Yazının başında da bahsi geçen ve bizim için hayati öneme sahip olan sistemlerden birisi. Açılımı “Electronic Stability Program” olan ESP’yi basitçe açıklamak gerekirse, fren sisteminde yer alan ABS sensörlerinden yararlanarak lastiklerin dönüş hızlarını saniyede 25 defa kontrol eden sistem kayma algıladığı anda olağan dışı bu hareketi durdurmak için kaymaya başlayan tekerleğe fren uygulayarak otomobili kontrol altına alıyor. Günlük yaşamdan örnek vermek gerekirse; yağmurun yeni çiselemeye başladığını hayal edin. Yağmurun başlamasıyla yolun yüzeyinde bulunan toz tabakası çamurlaşıp kaygan bir yüzey oluşturur. Eğer dalgın bir şekilde kuru zemindeki gibi sürmeye devam ederseniz de otomobilinizin kaymaya başlama ihtimali bir hayli yükselmekte. İşte ESP ise tam bu noktada yaşanan kaymaları önlemeye yarıyor.

Bu sisteme destek veren sistemler arasında ABS ve ASR yer almakta. ABS ani fren sırasında tekerleklerin kilitlenmesini önlerken ASR ise tekerleklerin patinaj çekmesini yani gereksiz yere dönmeye başlayarak gücünü yere aktaramama durumunu önlemekte.

ESP’nin önlediği durumlar ise önden kayma (understeer) ve arkadan kayma (oversteer) olarak ikiye ayrılmakta. Marka ve model fark etmeksizin tüm otomobillerde yaşanabilecek bu durumların kendilerine has eksi yönleri bulunmakta. Örneğin sürücü yeterince tecrübeli değilse arkadan kaymayı engellemesi kolay olmayacağı için durumu kontrol altına alması zor bir hal alacaktır.
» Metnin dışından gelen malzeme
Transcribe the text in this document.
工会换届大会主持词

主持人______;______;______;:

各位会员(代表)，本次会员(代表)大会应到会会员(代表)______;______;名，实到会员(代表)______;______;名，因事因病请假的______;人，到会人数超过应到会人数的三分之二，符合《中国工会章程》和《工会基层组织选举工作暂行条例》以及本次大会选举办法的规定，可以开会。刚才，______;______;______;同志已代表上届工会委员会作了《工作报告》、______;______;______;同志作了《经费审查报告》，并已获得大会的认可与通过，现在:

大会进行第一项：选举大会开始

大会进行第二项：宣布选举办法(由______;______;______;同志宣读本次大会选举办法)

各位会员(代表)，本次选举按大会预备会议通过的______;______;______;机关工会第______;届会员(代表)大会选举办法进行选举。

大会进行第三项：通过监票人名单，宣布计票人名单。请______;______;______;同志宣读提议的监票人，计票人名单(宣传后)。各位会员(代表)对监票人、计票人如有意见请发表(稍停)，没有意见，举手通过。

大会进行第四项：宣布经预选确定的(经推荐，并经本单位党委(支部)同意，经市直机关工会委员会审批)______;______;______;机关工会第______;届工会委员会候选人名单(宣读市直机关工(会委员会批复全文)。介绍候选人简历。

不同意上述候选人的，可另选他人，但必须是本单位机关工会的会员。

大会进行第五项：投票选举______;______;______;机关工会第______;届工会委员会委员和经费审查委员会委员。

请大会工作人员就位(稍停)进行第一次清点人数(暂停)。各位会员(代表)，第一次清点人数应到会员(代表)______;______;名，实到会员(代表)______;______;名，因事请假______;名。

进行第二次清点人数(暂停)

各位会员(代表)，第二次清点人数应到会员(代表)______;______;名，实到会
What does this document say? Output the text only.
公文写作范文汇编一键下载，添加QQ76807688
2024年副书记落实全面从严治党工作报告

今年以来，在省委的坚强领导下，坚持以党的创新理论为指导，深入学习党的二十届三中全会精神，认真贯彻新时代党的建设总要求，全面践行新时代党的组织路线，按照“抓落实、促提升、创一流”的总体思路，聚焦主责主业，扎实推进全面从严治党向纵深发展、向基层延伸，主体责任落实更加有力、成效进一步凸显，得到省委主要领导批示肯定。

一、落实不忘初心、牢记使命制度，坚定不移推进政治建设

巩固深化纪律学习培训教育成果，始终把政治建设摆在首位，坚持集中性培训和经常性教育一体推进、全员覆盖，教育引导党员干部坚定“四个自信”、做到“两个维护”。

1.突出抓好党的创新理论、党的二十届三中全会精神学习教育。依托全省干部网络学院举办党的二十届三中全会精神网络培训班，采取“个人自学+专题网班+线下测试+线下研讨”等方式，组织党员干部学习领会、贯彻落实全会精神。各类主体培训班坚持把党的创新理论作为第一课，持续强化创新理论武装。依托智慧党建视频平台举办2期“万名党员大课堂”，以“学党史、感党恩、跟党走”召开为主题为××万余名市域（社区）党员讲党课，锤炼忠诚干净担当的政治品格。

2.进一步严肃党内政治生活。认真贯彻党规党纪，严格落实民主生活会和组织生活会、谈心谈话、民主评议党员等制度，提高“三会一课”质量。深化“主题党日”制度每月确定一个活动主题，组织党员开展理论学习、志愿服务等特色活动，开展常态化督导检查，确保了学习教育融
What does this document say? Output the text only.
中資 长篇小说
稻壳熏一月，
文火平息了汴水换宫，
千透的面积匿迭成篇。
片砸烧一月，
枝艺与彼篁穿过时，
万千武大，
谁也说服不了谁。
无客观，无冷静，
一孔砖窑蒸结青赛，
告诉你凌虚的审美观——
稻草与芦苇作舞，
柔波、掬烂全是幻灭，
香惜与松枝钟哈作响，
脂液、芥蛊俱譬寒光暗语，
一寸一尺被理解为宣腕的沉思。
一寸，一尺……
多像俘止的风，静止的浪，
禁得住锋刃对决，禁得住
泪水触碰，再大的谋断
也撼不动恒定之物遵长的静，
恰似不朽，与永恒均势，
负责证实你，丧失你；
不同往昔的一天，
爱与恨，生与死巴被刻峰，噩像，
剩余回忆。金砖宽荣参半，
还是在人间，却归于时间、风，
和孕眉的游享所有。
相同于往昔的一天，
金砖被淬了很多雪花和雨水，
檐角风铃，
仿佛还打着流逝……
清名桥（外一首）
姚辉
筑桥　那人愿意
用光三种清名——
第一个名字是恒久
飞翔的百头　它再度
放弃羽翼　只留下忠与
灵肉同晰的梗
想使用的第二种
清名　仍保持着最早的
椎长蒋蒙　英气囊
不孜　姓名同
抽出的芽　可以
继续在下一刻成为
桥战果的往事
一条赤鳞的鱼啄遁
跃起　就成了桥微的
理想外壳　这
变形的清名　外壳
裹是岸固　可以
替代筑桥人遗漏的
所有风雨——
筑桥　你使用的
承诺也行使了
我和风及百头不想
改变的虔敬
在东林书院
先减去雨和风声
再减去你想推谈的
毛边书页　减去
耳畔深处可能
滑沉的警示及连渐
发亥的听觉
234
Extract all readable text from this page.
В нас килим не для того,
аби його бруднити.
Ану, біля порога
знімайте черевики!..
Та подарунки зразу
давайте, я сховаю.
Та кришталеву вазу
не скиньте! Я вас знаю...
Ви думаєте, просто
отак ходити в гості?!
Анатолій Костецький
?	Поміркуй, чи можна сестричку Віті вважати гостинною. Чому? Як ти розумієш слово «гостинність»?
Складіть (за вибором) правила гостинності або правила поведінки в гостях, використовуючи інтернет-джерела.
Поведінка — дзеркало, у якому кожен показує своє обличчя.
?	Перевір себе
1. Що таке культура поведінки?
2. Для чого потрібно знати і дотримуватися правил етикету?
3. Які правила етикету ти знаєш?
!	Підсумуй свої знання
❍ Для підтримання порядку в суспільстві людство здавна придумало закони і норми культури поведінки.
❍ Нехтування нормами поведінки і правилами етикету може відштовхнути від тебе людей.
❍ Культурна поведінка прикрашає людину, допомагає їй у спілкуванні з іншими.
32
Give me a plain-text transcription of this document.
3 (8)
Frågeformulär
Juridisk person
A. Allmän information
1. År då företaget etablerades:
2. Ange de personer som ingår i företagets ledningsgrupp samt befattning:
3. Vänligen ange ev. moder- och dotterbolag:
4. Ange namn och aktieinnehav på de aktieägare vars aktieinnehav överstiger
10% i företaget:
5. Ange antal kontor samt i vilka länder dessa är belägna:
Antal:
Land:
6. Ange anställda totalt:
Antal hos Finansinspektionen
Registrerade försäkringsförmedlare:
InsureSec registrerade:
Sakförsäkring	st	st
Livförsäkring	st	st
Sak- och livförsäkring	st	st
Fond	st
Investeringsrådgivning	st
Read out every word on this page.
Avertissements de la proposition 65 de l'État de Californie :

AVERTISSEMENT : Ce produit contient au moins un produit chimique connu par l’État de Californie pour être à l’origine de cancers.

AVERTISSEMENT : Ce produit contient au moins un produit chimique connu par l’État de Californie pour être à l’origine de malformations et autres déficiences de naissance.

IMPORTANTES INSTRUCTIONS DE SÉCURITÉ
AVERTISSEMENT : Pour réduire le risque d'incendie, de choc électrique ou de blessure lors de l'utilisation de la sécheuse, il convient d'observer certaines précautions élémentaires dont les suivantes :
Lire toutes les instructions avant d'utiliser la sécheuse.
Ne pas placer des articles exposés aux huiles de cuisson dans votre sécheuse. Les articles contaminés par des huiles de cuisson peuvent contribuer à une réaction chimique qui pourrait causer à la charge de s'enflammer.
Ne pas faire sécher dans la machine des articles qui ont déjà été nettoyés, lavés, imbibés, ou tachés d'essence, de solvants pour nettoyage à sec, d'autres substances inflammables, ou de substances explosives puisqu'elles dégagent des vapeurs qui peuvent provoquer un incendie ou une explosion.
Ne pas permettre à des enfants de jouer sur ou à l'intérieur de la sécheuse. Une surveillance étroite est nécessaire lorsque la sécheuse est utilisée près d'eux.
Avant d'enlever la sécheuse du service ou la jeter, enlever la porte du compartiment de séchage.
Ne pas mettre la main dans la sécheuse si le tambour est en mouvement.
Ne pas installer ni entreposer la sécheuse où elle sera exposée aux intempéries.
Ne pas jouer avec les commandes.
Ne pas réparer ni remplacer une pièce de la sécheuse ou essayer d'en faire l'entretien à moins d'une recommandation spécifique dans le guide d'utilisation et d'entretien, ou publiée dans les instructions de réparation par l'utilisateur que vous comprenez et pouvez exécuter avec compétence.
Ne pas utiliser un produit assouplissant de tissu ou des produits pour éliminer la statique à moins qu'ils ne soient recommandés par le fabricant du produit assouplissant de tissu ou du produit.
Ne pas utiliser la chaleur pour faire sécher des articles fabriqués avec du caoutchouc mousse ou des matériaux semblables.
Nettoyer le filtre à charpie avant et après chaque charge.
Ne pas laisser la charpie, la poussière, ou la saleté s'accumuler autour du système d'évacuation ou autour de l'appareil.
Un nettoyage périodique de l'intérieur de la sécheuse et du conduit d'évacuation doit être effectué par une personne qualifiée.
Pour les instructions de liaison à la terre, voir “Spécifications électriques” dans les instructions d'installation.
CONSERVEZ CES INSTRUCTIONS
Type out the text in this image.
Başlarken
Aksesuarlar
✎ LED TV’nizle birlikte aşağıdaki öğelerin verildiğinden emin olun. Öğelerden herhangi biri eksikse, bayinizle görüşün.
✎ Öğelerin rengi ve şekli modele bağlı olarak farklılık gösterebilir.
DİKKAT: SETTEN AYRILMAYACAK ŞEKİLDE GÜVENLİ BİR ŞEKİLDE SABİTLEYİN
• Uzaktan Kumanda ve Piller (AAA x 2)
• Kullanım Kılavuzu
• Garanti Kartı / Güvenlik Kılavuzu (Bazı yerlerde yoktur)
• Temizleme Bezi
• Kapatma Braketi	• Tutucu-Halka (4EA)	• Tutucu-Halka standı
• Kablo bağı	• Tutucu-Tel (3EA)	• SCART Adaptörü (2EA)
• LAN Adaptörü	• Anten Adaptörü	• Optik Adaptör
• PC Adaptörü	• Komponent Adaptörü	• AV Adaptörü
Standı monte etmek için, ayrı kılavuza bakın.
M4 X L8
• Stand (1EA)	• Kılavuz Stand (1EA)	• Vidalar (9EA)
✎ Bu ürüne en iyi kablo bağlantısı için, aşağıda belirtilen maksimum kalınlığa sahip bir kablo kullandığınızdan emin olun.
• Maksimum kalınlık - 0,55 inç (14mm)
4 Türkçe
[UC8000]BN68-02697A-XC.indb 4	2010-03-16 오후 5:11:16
Önden kayma durumunda ise arkadan veya öncen çeker farkı tamamen ortadan kalkmakta. Otomobilin limitlerinin üzerinde bir hızla viraja girildiğinde yaşanma ihtimali artan “understeer” ESP’nin müdaheleleri ile engellenebilmekte. Önden kayma durumunda ise otomobil eğer dört çeker değilse sürücüye çok fazla durumu düzeltme seçeneği kalmamakta.

İlk kullanılan modeller

Biraz da tarihinden bahsetmek gerekirse; 1990’larda Bosch tarafından geliştirilen sistem Mercedes S-Class ve 7 Serisi gibi markaların amiral gemileri tarafından kullanılmaya başlandı. Birleşik Devletlerde yer alan IIHS’e göre ise ESP yıllık ortalama 9 bin ölümcül kazayı engellemekte.

Güvenliğe karşıt görüş?

Madalyonun diğer yüzünde ise ESP’ye karşı yapılan eleştiriler bulunmakta. Evet, sistem gerçekten doğru çalışmakta ve kritik durumlarda sürücüye destek oluyor ancak otomobilleri ve onları kullanmayı seven kişilerin yani “petrolhead”lerin eğlencesini de azaltmakta. Trafiğe kapalı alanlarda veya pistlerde sistemi kapalı hale getirerek otomobilinizin gerçek sınırlarını görebilirsiniz. BMW ve Mercedes gibi premium üreticiler ESP’nin tamamen kapatılma opsiyonuna yer verirken Ford ve VW gibi üreticiler bu seçeneği kullanıcılarına sunmamakta.

ESP’nin daha sık çalıştığı sonbahar artık geride kaldı. Yağışların etkisini azaltmasıyla birlikte sürücülere daha güvenli olan kuru zemin kalmakta. Bu sistemlere ihtiyacınızın olmadığı keyifli sürüşler dilerim.